07.10.2006 ZAMAN
 

ÜÇ BOYUTLU TELEVİZYON 2009’DA EVLERE GİRECEK

Hayatımızın her alanında karşımıza çıkan ve olmazsa olmazlarımız haline gelen teknoloji ürünleri, gördüğü talebin etkisiyle ülkeler arasında sıkı bir rekabete yol açıyor. Sektörde öncü olan Amerika ve Japonya’yla baş edebilmek için bir araya gelen Avrupa Birliği (AB) ülkeleri, 3 boyutlu televizyonda dünyaya damgasını vuracak projeye imza atmaya hazırlanıyor. Bu kapsamda çalışmalara başlayan 7 ülkeden 200 bilim adamı, son teknolojiyi insanlarla buluşturmayı hedefliyor. Türk bilim adamlarının önderliğinde başlatılan projeyle, gözlük takmaya gerek kalmadan üç boyutlu görüntü aktaran televizyon yapılması planlanıyor. En geç 3 ila 4 yıl içinde evlerdeki yerini almaya başlayacak televizyon projesinin koordinatörlüğünü yapan Bilkent Üniversitesi Elektrik ve Elektronik Mühendisliği Bölümü Öğretim Üyesi Prof. Dr. Levent Onural üç boyuta bakmanın vereceği keyfin eski ürünlerle kesinlikle yakalanamayacağını ileri sürüyor. Yani teknolojiyi seyredenlerin asla vazgeçemeyceklerini dile getiren Onural, “Herkes iki boyutluyu yıllarca nasıl izlemişiz diyecektir” diyor. Dolayısıyla yeni televizyonun ticari olarak yayılmaması gibi bir ihtimalin bulunmadığını kaydeden profesör, “Rekabette birinci sıradayız” dedi.

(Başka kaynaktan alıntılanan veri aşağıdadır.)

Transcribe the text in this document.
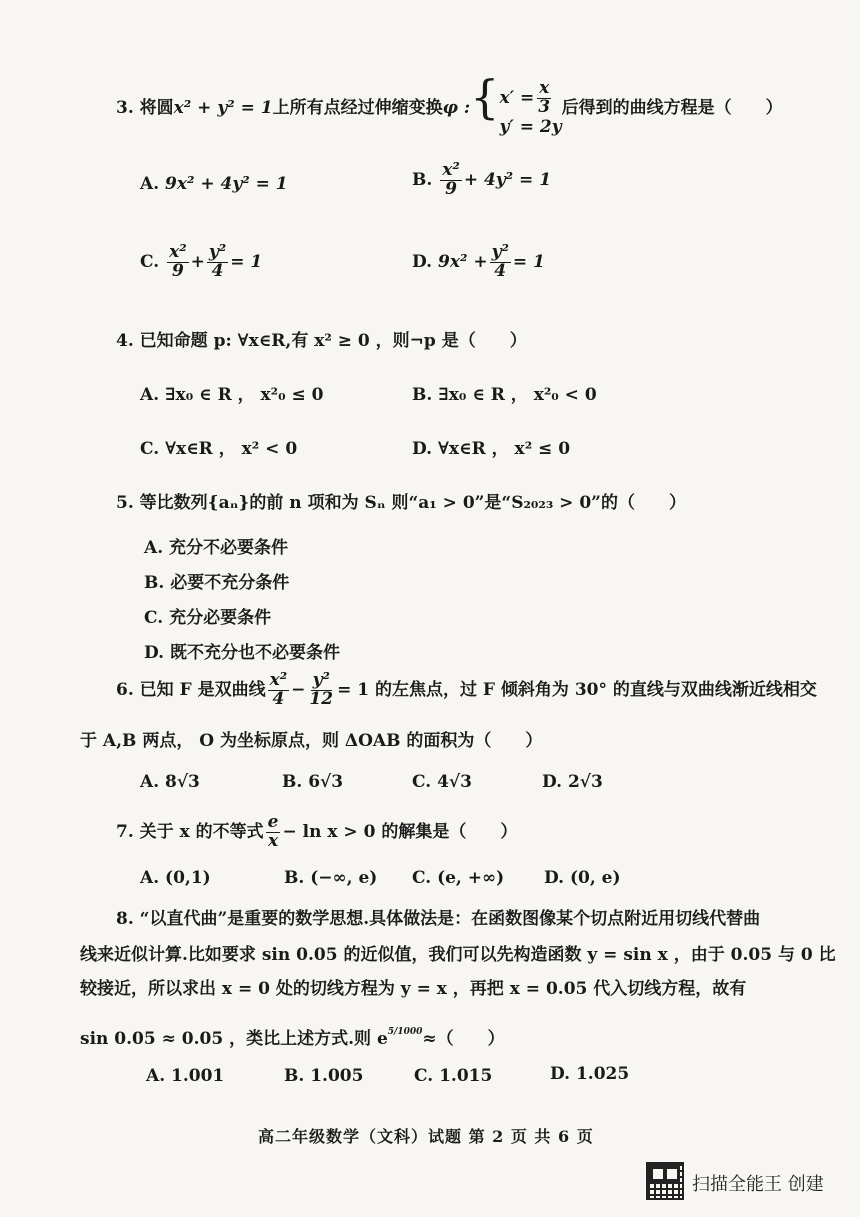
3. 将圆x² + y² = 1上所有点经过伸缩变换φ :{ $x' = \frac{x}{3}$
y′ = 2y
后得到的曲线方程是（　　）
A. 9x² + 4y² = 1	B. $\frac{\text{x²}}{9} + 4y^2 = 1$
C. $\frac{\text{x²}}{9} + \frac{\text{y²}}{4} = 1$	D. $9x^2 + \frac{\text{y²}}{4} = 1$
4. 已知命题 p: ∀x∈R,有 x² ≥ 0 ，则¬p 是（　　）
A. ∃x₀ ∈ R ， x²₀ ≤ 0	B. ∃x₀ ∈ R ， x²₀ < 0
C. ∀x∈R ， x² < 0	D. ∀x∈R ， x² ≤ 0
5. 等比数列{aₙ}的前 n 项和为 Sₙ 则“a₁ > 0”是“S₂₀₂₃ > 0”的（　　）
A. 充分不必要条件
B. 必要不充分条件
C. 充分必要条件
D. 既不充分也不必要条件
6. 已知 F 是双曲线 $\frac{\text{x²}}{4} - \frac{\text{y²}}{12} = 1$ 的左焦点，过 F 倾斜角为 30° 的直线与双曲线渐近线相交
于 A,B 两点， O 为坐标原点，则 ΔOAB 的面积为（　　）
A. 8√3	B. 6√3	C. 4√3	D. 2√3
7. 关于 x 的不等式 $\frac{e}{x} - \ln x > 0$ 的解集是（　　）
A. (0,1)	B. (−∞, e) C. (e, +∞) D. (0, e)
8. “以直代曲”是重要的数学思想.具体做法是：在函数图像某个切点附近用切线代替曲
线来近似计算.比如要求 sin 0.05 的近似值，我们可以先构造函数 y = sin x ，由于 0.05 与 0 比
较接近，所以求出 x = 0 处的切线方程为 y = x ，再把 x = 0.05 代入切线方程，故有
sin 0.05 ≈ 0.05 ，类比上述方式.则 $e^{5/1000}\approx$（　　）
A. 1.001	B. 1.005	C. 1.015	D. 1.025
高二年级数学（文科）试题 第 2 页 共 6 页
扫描全能王 创建
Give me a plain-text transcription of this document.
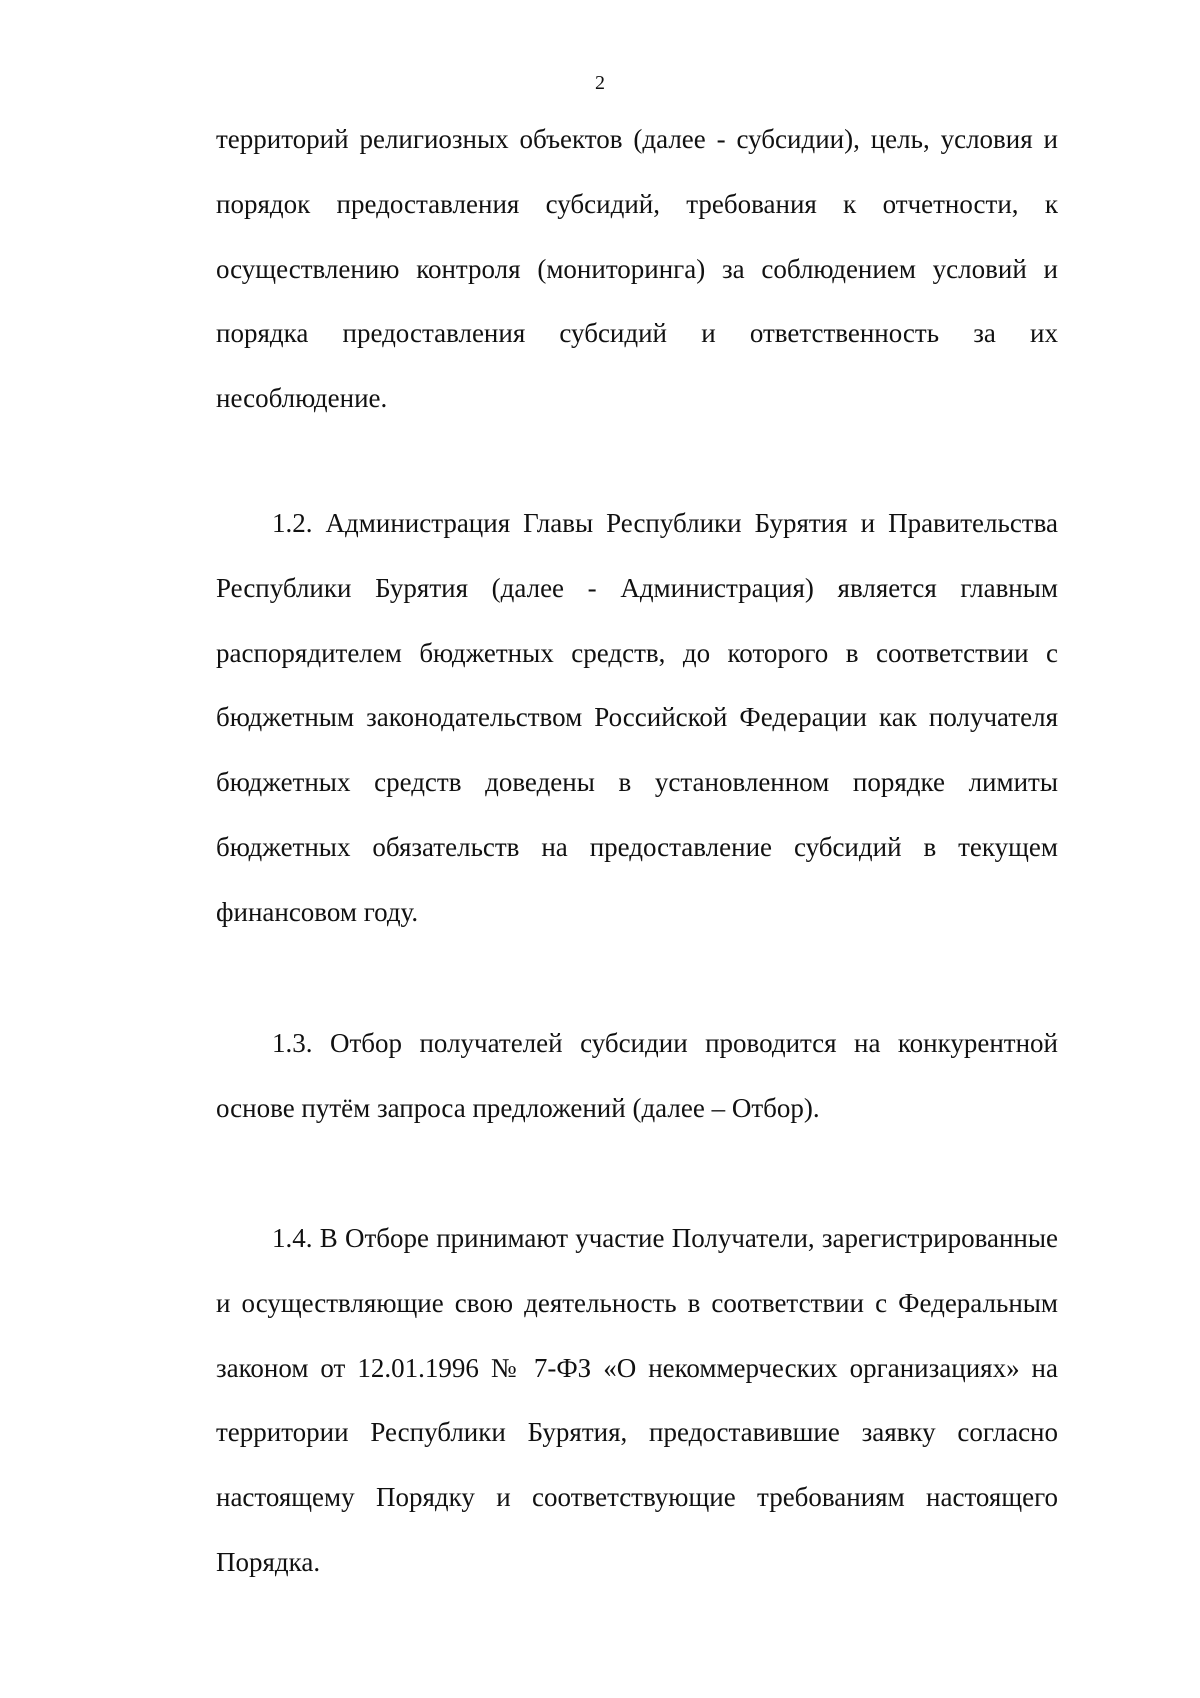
2

территорий религиозных объектов (далее - субсидии), цель, условия и порядок предоставления субсидий, требования к отчетности, к осуществлению контроля (мониторинга) за соблюдением условий и порядка предоставления субсидий и ответственность за их несоблюдение.

1.2. Администрация Главы Республики Бурятия и Правительства Республики Бурятия (далее - Администрация) является главным распорядителем бюджетных средств, до которого в соответствии с бюджетным законодательством Российской Федерации как получателя бюджетных средств доведены в установленном порядке лимиты бюджетных обязательств на предоставление субсидий в текущем финансовом году.

1.3. Отбор получателей субсидии проводится на конкурентной основе путём запроса предложений (далее – Отбор).

1.4. В Отборе принимают участие Получатели, зарегистрированные и осуществляющие свою деятельность в соответствии с Федеральным законом от 12.01.1996 № 7-ФЗ «О некоммерческих организациях» на территории Республики Бурятия, предоставившие заявку согласно настоящему Порядку и соответствующие требованиям настоящего Порядка.
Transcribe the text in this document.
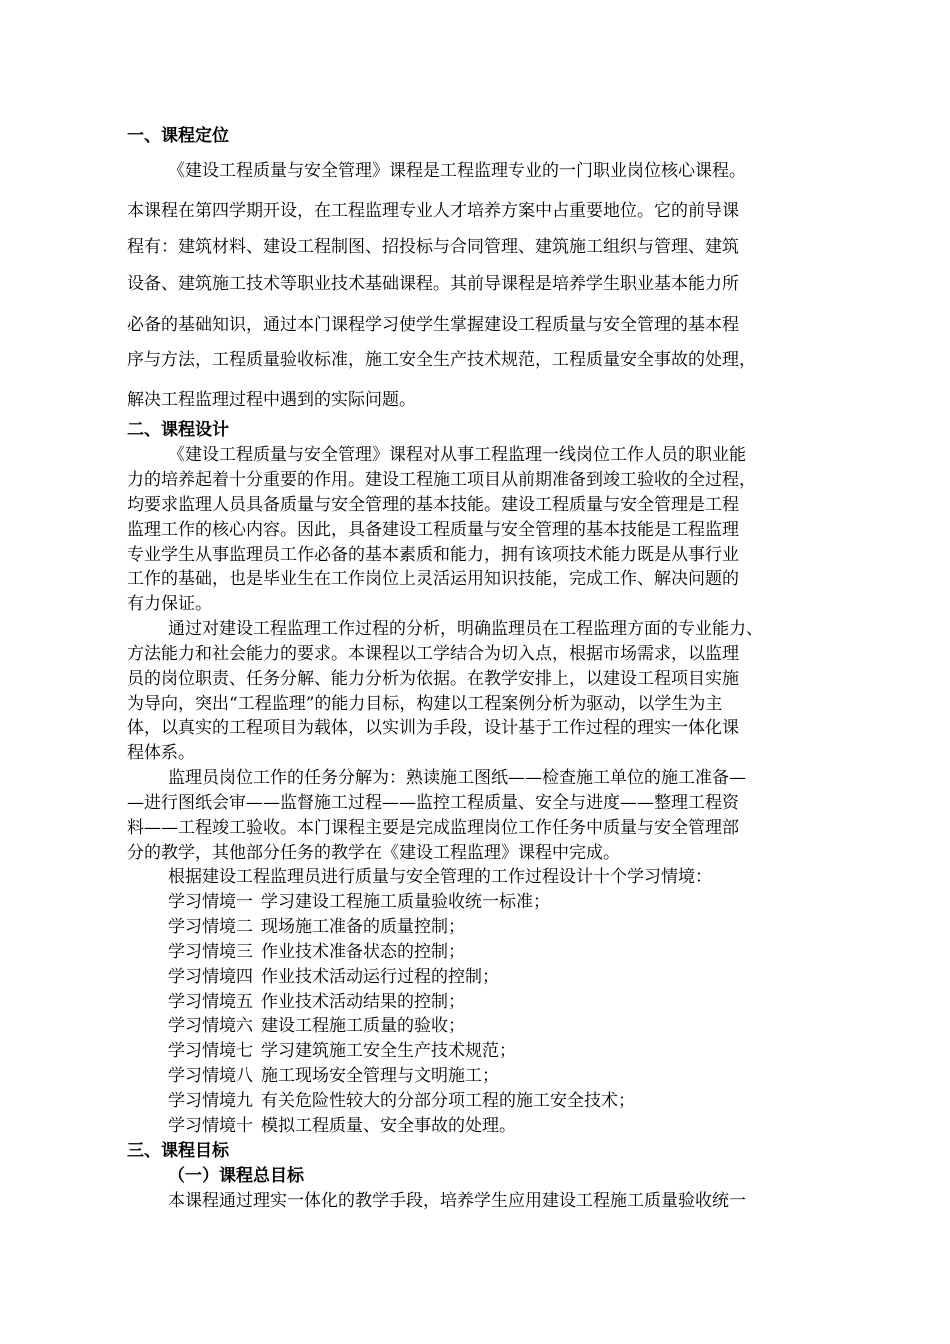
一、课程定位
《建设工程质量与安全管理》课程是工程监理专业的一门职业岗位核心课程。
本课程在第四学期开设，在工程监理专业人才培养方案中占重要地位。它的前导课
程有：建筑材料、建设工程制图、招投标与合同管理、建筑施工组织与管理、建筑
设备、建筑施工技术等职业技术基础课程。其前导课程是培养学生职业基本能力所
必备的基础知识，通过本门课程学习使学生掌握建设工程质量与安全管理的基本程
序与方法，工程质量验收标准，施工安全生产技术规范，工程质量安全事故的处理，
解决工程监理过程中遇到的实际问题。
二、课程设计
《建设工程质量与安全管理》课程对从事工程监理一线岗位工作人员的职业能
力的培养起着十分重要的作用。建设工程施工项目从前期准备到竣工验收的全过程，
均要求监理人员具备质量与安全管理的基本技能。建设工程质量与安全管理是工程
监理工作的核心内容。因此，具备建设工程质量与安全管理的基本技能是工程监理
专业学生从事监理员工作必备的基本素质和能力，拥有该项技术能力既是从事行业
工作的基础，也是毕业生在工作岗位上灵活运用知识技能，完成工作、解决问题的
有力保证。
通过对建设工程监理工作过程的分析，明确监理员在工程监理方面的专业能力、
方法能力和社会能力的要求。本课程以工学结合为切入点，根据市场需求，以监理
员的岗位职责、任务分解、能力分析为依据。在教学安排上，以建设工程项目实施
为导向，突出“工程监理”的能力目标，构建以工程案例分析为驱动，以学生为主
体，以真实的工程项目为载体，以实训为手段，设计基于工作过程的理实一体化课
程体系。
监理员岗位工作的任务分解为：熟读施工图纸——检查施工单位的施工准备—
—进行图纸会审——监督施工过程——监控工程质量、安全与进度——整理工程资
料——工程竣工验收。本门课程主要是完成监理岗位工作任务中质量与安全管理部
分的教学，其他部分任务的教学在《建设工程监理》课程中完成。
根据建设工程监理员进行质量与安全管理的工作过程设计十个学习情境：
学习情境一 学习建设工程施工质量验收统一标准；
学习情境二 现场施工准备的质量控制；
学习情境三 作业技术准备状态的控制；
学习情境四 作业技术活动运行过程的控制；
学习情境五 作业技术活动结果的控制；
学习情境六 建设工程施工质量的验收；
学习情境七 学习建筑施工安全生产技术规范；
学习情境八 施工现场安全管理与文明施工；
学习情境九 有关危险性较大的分部分项工程的施工安全技术；
学习情境十 模拟工程质量、安全事故的处理。
三、课程目标
（一）课程总目标
本课程通过理实一体化的教学手段，培养学生应用建设工程施工质量验收统一
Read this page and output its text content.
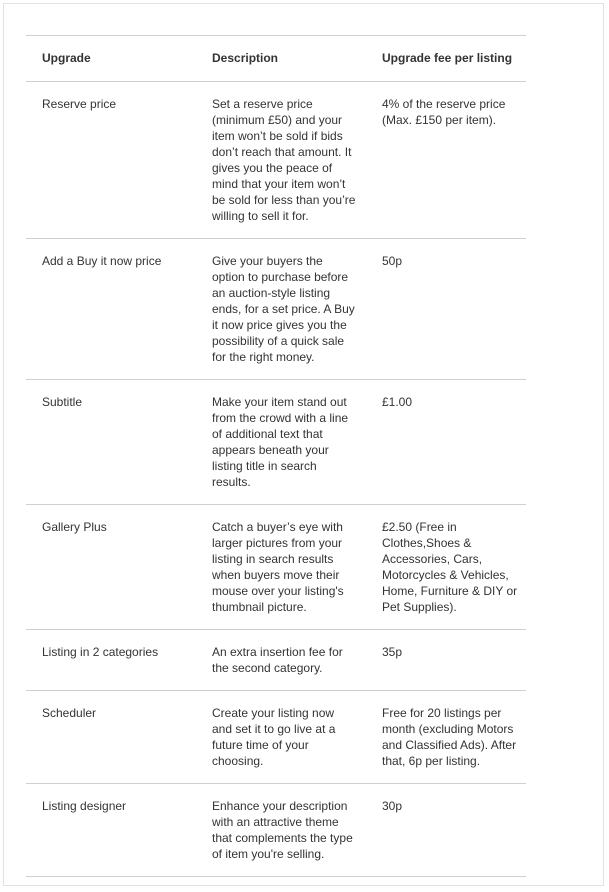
Upgrade	Description	Upgrade fee per listing
Reserve price	Set a reserve price (minimum £50) and your item won’t be sold if bids don’t reach that amount. It gives you the peace of mind that your item won’t be sold for less than you’re willing to sell it for.	4% of the reserve price (Max. £150 per item).
Add a Buy it now price	Give your buyers the option to purchase before an auction-style listing ends, for a set price. A Buy it now price gives you the possibility of a quick sale for the right money.	50p
Subtitle	Make your item stand out from the crowd with a line of additional text that appears beneath your listing title in search results.	£1.00
Gallery Plus	Catch a buyer’s eye with larger pictures from your listing in search results when buyers move their mouse over your listing's thumbnail picture.	£2.50 (Free in Clothes,Shoes & Accessories, Cars, Motorcycles & Vehicles, Home, Furniture & DIY or Pet Supplies).
Listing in 2 categories	An extra insertion fee for the second category.	35p
Scheduler	Create your listing now and set it to go live at a future time of your choosing.	Free for 20 listings per month (excluding Motors and Classified Ads). After that, 6p per listing.
Listing designer	Enhance your description with an attractive theme that complements the type of item you're selling.	30p
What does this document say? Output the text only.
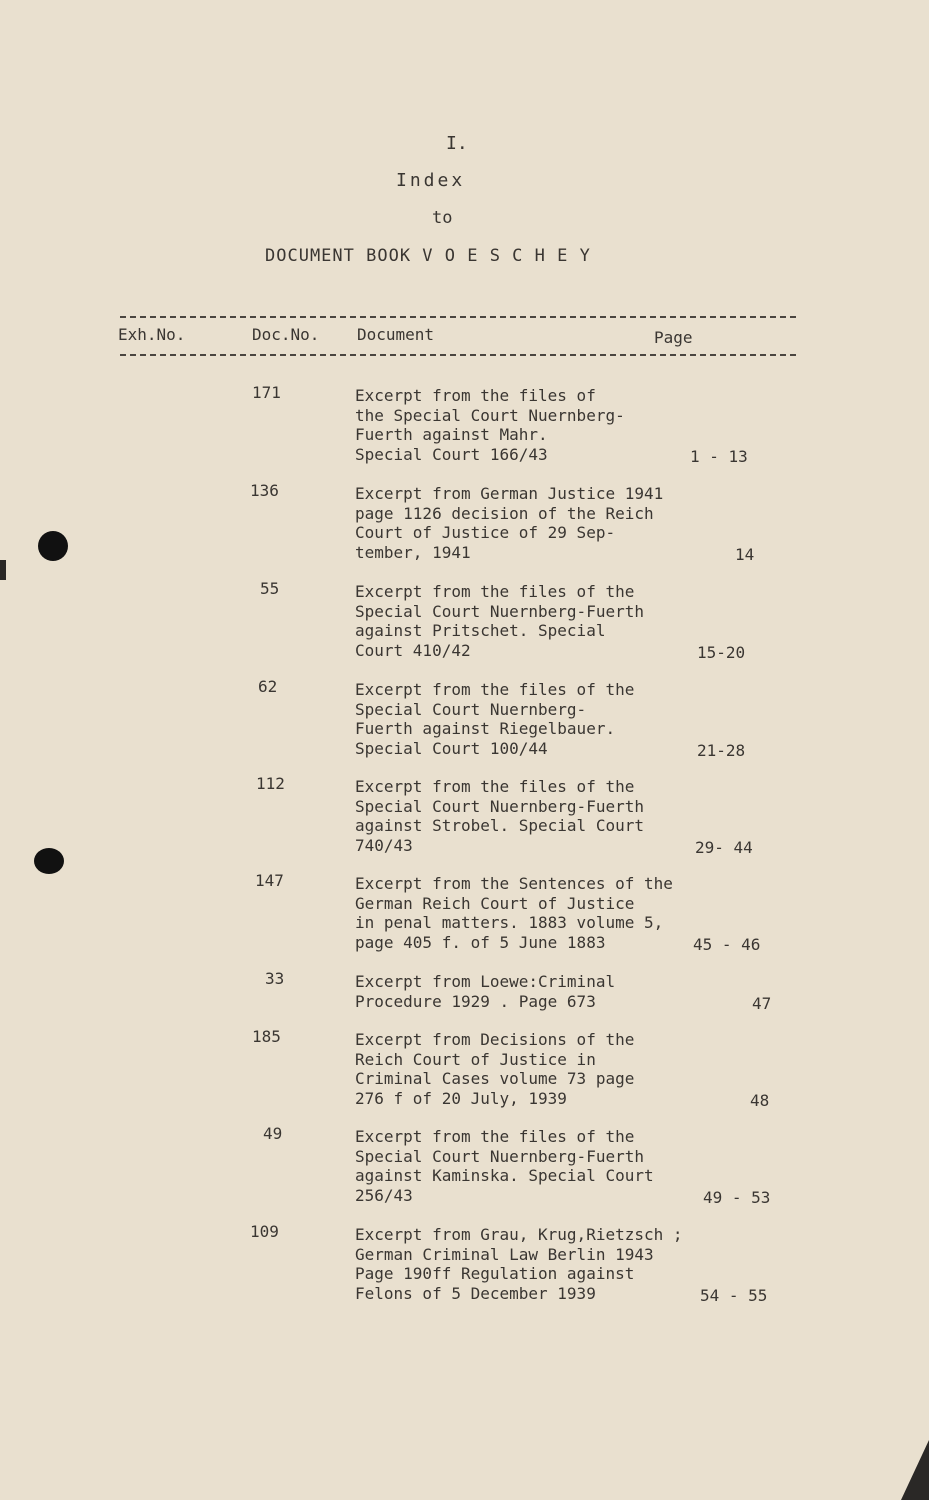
I.
Index
to
DOCUMENT BOOK V O E S C H E Y
Exh.No.	Doc.No. Document	Page
171	Excerpt from the files of
the Special Court Nuernberg-
Fuerth against Mahr.
Special Court 166/43	1 - 13
136	Excerpt from German Justice 1941
page 1126 decision of the Reich
Court of Justice of 29 Sep-
tember, 1941	14
55	Excerpt from the files of the
Special Court Nuernberg-Fuerth
against Pritschet. Special
Court 410/42	15-20
62	Excerpt from the files of the
Special Court Nuernberg-
Fuerth against Riegelbauer.
Special Court 100/44	21-28
112	Excerpt from the files of the
Special Court Nuernberg-Fuerth
against Strobel. Special Court
740/43	29- 44
147	Excerpt from the Sentences of the
German Reich Court of Justice
in penal matters. 1883 volume 5,
page 405 f. of 5 June 1883	45 - 46
33	Excerpt from Loewe:Criminal
Procedure 1929 . Page 673	47
185	Excerpt from Decisions of the
Reich Court of Justice in
Criminal Cases volume 73 page
276 f of 20 July, 1939	48
49	Excerpt from the files of the
Special Court Nuernberg-Fuerth
against Kaminska. Special Court
256/43	49 - 53
109	Excerpt from Grau, Krug,Rietzsch ;
German Criminal Law Berlin 1943
Page 190ff Regulation against
Felons of 5 December 1939	54 - 55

AB Komisyonu’nun 6.15 milyon Euro destek verdiği ve en önde gelen çalışmalarından biri olan çalışmada, Türkiye’nin yanı sıra Almanya, İngiltere, Finlandiya, Çek Cumhuriyeti, Bulgaristan ve Yunanistan’dan kurumsal ortaklar bulunuyor. Prof. Dr. Onural, projenin her yönden yenilikler içerdiğini, ortaklarının farklı boyutlar üzerine çalıştığını vurguladı. Projede CD, DVD ve MP teknolojilerini geliştiren bilim adamlarının görev aldığını ifade eden Onural, araştırmacıların çok anlamlı şekilde ortaklık yaptığını sözlerine ekledi. Onural, 3 boyutlu televizyonda ana işlevsel birimler bulunduğunu, bunların en başında çekim konusunun geldiğini belirtti. Çekimlerin çok çeşitli teknolojilerle yapılabildiğini söyleyen Onural, 3 boyutlu çekimlerin halihazırdakiler kadar eski olduğunu dile getirdi. 1950’li yıllarda da steriyoskopik teknolojiyle 3 boyutlu filmler çekildiğini, bu filmlerin gözlükler yardımıyla izlenebildiğini anlatan Onural, daha önce hazırlanan üç boyutlu çekimlerin seyircilerde deniz tutmasına benzer bir his uyandırdığını, bu yüzden de fazla izleyici çekmediğini belirtiyor. Yani üç boyutlu teknolojinin askeriye, tıp, kültür-sanat ve eğitimde uygulanabileceğini anlatan Onural, bu şekilde müzeler kurulabileceğini söyledi.